Claude Choquet relaxé
4 FÉVRIER 2010
«La relaxe s'impose sur l'ensemble des chefs de prévention. L'action civile s'en trouve corrélativement irrecevable » conclut le président du tribunal correctionnel Ludovic Mourgue après lecture de tous les attendus. Applaudissements nourris dans la salle d'audience. Prévenu pour diffamations par écrit sur un forum de discussions virtuelles sur internet, Claude Choquet, le porte-parole des salariés de Lenoir-et- Mernier, a le sourire aux lèvres. Son collègue de la CFDT, Bruno Cuny, secrétaire du syndicat des métaux CFDT et à l'origine de cette plainte, a été débouté.
Me Medeau, avocat de la défense, apprécie aussi cette décision. Les salariés, eux, avouent être encore abasourdis par l'argumentaire fort détaillé et humain que le président de la juridiction a présenté quelques minutes plus tôt en explication à ce jugement. Après avoir rappelé les faits, Ludovic Mourgue a voulu « vérifier si la bonne foi dont le prévenu se prévaut » s'appuyait sur la réunion cumulative de quatre conditions : la légitimité du but poursuivi, l'absence d'animosité personnelle, la prudence et la mesure dans l'expression, la qualité de l'enquête. Estimant que l'analyse des conditions nécessite l'appréhension des circonstances de la diffusion diffamatoire, le magistrat a rappelé le contexte dans lequel la disparition de Lenoir-et-Mernier a mis en péril les ressources de dizaines de familles dans la Vallée de la Meuse.

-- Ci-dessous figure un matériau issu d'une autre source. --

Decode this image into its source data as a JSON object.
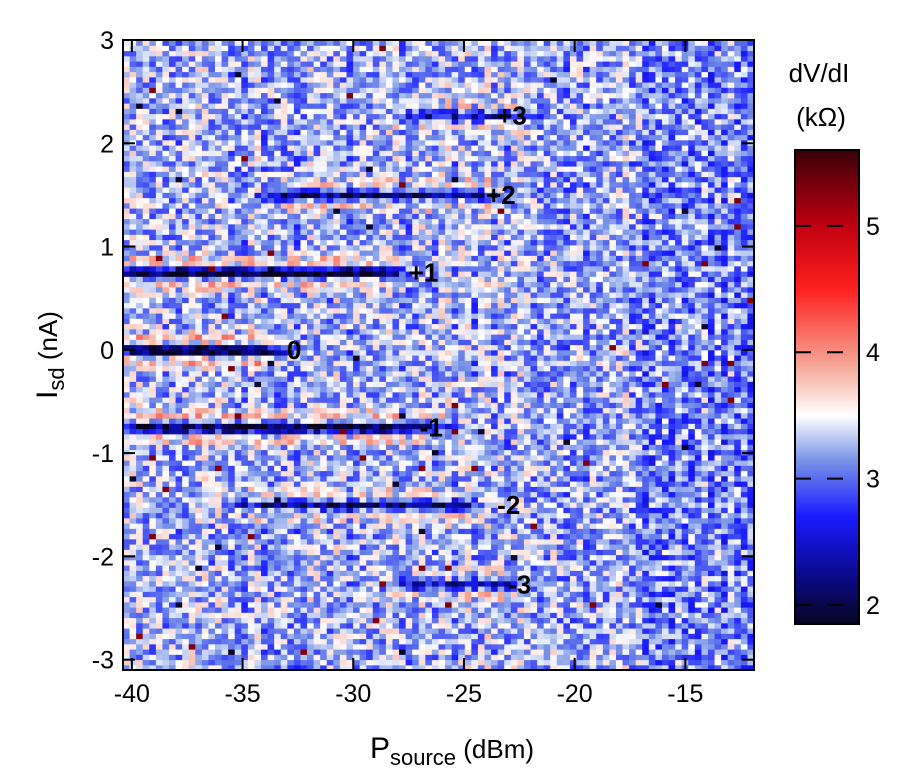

« La meilleure prévention contre l'escalade »
« C'est là un fait objectif que chacun s'accorde à admettre, la défense des intérêts des salariés menacés constitue d'évidence une juste cause. En s'y investissant, entres autres choses par les articles de son blog, le prévenu a donc agi dans un intérêt légitime ». Selon M. Mourgue, le critère d'absence d'animosité personnelle est aussi rempli. « Aucun élément du dossier ne prête à M. Choquet des ambitions personnelles parasites qui en auraient fait un manipulateur d'opinions. Il appartient à qui le souhaite de juger ses actions excessives, maladroites ou improductives. Il n'en demeure pas moins qu'elles ne procèdent pas d'un dévoiement malhonnête ». S'agissant d'un langage manifestement corrosif, le président pense qu'il ne saurait être question de raisonner dans l'absolu et de se demander si, en soi, les termes « chacal », « vautour » et « hyène » sont excessifs. « Ce n'est que sur la trame de fond que l'on doit rechercher si le seuil de l'acceptable dans l'expression a été franchi ou non ». Conclusion du juge : « Cette détresse a clairement provoqué un sentiment de révolte que, quelle que soit son opinion, tout un chacun ne peut que comprendre. Il est juste et sain pour la paix publique de laisser largement s'exprimer sans crainte de répression les discours qu'un tel sentiment suscite. Cette liberté d'expression est la meilleure prévention contre l'escalade ».
Et pour finir : « Effectivement, le SMA-CFDT et M. Cuny sont attaqués mais uniquement au sujet de leur attitude dans le conflit social. Aucune allusion à la vie personnelle ou à des événements étrangers à la crise économique ne figure ».
Les parties poursuivantes qui avaient demandé une condamnation à l'euro symbolique ont dix jours pour faire appel de ce jugement. Leur absence, hier, à l'audience ne nous a pas permis de les faire réagir sur cette affaire.
« C'était la vérité des salariés »
Innocenté, Claude Choquet n'en a pas pour autant fait des tonnes au terme de ce délibéré. « C'est une grande victoire pour les salariés car ce qui était sur le blog reflétait l'expression collective des salariés. C'était leur vérité. Et le jugement qui vient d'être rendu conforte l'idée que ce syndicat a voulu nous exclure des négociations. Il n'y avait là rien de diffamatoire dans nos propos. Ceux-ci étaient le fruit de nos actions… ». Me Medeau, avocat de la défense, appréciait aussi cette décision. « C'est important pour la liberté d'expression qu'on puisse librement critiquer l'attitude d'un syndicat qui, dans ce conflit social, ne s'est pas conduit conformément à l'attente des salariés ».
Claude Choquet ne veut pas pour autant se contenter de ce premier résultat. « Maintenant, nous
attendons impatiemment la prochaine étape qui devrait être le jugement de notre ancien PDG, Philippe Jarlot. Désormais, ça ne devrait plus tarder. Et j'espère qu'il y aura au bout une condamnation à la hauteur du préjudice subi par les employés de Lenoir-et-Mernier dont 80 % sont toujours sans emploi durable et bientôt en fin de droit ».